The HoLiDaYs approach...

This morning, my daughter informed me that this is her least favorite time of year because the only thing to look forward to after Halloween is Thanksgiving and that’s “forever away.” I chuckled. For a kid, the holiday season does seem far off. For grown ups tasked with managing the next 8 weeks (of days off from school, meal planning, gift buying, charitable giving, travel, family dynamics, fill in the blank), the approaching holiday season can feel daunting at best.

This isn’t going to be one of those self-help, well-meaning, “do less, enjoy more” kind of blog posts. There are many of those, and I hope they’re helpful to you. This is more about when it’s hard to do less and enjoy more. This is about the anxiety that the holidays can bring up and the rush that these last two months can feel like. This is about how to make it through with a little of the joy that is demanded of us, if a lot of joy feels like a bridge too far.

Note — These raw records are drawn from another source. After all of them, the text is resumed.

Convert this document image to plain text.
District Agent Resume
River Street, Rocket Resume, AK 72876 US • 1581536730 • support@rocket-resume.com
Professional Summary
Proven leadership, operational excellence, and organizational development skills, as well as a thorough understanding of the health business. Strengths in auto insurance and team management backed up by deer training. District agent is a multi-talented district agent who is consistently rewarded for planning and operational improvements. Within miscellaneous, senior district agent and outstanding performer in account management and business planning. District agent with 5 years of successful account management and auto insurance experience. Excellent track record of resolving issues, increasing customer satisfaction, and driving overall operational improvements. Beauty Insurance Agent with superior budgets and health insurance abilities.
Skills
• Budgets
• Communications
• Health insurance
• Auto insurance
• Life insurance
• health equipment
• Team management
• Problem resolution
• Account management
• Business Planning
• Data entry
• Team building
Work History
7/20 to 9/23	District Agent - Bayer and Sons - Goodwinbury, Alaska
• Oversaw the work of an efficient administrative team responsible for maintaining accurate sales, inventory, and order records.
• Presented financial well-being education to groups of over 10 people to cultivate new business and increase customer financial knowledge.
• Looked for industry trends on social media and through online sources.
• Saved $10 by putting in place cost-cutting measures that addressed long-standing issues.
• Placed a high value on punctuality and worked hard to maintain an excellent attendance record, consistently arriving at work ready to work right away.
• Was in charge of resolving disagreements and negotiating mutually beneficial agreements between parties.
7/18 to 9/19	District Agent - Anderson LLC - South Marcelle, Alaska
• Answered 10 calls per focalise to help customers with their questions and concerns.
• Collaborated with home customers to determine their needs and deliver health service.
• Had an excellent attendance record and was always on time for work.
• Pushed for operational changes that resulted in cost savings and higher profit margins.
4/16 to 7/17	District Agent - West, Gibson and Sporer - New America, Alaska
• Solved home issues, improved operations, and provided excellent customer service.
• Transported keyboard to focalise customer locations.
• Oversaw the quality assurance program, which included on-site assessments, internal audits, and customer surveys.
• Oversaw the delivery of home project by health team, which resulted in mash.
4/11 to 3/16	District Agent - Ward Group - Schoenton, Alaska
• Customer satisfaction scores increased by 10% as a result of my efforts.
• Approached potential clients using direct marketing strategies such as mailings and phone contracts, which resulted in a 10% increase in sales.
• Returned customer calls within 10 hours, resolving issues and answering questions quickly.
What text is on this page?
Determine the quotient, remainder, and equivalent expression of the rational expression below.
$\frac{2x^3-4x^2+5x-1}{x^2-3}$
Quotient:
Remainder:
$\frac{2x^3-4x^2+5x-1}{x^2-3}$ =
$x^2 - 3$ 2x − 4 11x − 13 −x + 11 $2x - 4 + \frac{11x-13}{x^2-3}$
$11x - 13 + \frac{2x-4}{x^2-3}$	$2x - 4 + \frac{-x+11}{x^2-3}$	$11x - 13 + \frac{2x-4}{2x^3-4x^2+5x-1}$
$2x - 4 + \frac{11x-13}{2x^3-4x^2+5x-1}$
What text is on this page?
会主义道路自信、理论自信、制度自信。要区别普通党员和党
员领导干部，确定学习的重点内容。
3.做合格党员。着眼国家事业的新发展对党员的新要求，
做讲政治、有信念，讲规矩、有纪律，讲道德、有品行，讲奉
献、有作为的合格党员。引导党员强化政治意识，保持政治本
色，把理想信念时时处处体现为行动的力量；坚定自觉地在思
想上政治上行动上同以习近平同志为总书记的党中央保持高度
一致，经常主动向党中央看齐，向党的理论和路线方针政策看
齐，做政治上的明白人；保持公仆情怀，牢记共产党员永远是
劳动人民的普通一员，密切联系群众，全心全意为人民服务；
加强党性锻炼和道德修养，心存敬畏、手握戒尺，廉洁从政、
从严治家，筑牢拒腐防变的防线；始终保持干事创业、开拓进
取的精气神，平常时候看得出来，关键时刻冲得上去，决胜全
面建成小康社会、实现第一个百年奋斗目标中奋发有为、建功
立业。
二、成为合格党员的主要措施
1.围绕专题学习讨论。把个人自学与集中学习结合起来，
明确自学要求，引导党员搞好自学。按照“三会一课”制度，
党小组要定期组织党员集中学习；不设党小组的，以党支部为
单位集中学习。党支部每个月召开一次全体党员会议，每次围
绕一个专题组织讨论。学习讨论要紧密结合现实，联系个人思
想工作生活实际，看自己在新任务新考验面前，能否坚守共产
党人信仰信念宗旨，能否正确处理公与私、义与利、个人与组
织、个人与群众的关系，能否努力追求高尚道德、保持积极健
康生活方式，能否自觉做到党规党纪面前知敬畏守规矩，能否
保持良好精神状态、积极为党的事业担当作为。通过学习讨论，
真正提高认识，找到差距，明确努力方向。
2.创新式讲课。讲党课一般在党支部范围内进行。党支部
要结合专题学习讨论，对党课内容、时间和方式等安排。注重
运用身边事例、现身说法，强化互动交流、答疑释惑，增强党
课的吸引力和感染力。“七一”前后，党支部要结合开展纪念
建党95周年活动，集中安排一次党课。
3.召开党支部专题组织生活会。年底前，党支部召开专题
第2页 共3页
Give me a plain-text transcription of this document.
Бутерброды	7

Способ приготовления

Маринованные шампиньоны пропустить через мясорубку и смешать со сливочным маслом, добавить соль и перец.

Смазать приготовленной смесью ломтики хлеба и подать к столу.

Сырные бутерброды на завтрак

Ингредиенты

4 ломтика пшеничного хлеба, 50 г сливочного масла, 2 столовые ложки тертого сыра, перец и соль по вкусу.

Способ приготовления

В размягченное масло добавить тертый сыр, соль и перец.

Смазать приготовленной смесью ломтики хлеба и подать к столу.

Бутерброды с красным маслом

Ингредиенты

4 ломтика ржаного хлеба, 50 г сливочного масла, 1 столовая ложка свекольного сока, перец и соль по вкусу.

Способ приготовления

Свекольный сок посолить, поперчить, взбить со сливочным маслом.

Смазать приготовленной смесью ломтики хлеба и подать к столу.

I would love to say that I’m good at slowing down and reflecting during this season but that would be a lie. It is not my natural state to slow down; in fact, I want to fill every minute with JOY and MEMORIES and GRATITUDE. Most of us feel that way as the season ramps up, I think. There is a pressure mixed with the joy: to be happy, to do good, to see everyone. The approaching season feels like it wants us to end the year in utter exhaustion.

And maybe we will, despite our best efforts. But we can also choose to not get swallowed whole by stress and grief and anxiety. We can choose to view the shortening days and longer evenings as times to be still and quiet, alone or with others. We can be the light for each other in the simplest ways: shared meals, shared memories, shared time. We can view the holidays as a season to enjoy and reflect, rather than one to slog through with a plastered-on smile. For some of us, that might mean saying no more; for others it might be about saying yes, to invitations and yes, to “good” stress.

However you approach the march through the end of the year, I hope you can remember that it is only a season. It may be harder or easier than last year’s; it may be slower or longer than next year’s. However it happens or feels to you, it is temporary. I hope you find the joy in that; it’s what I’ll be trying to do.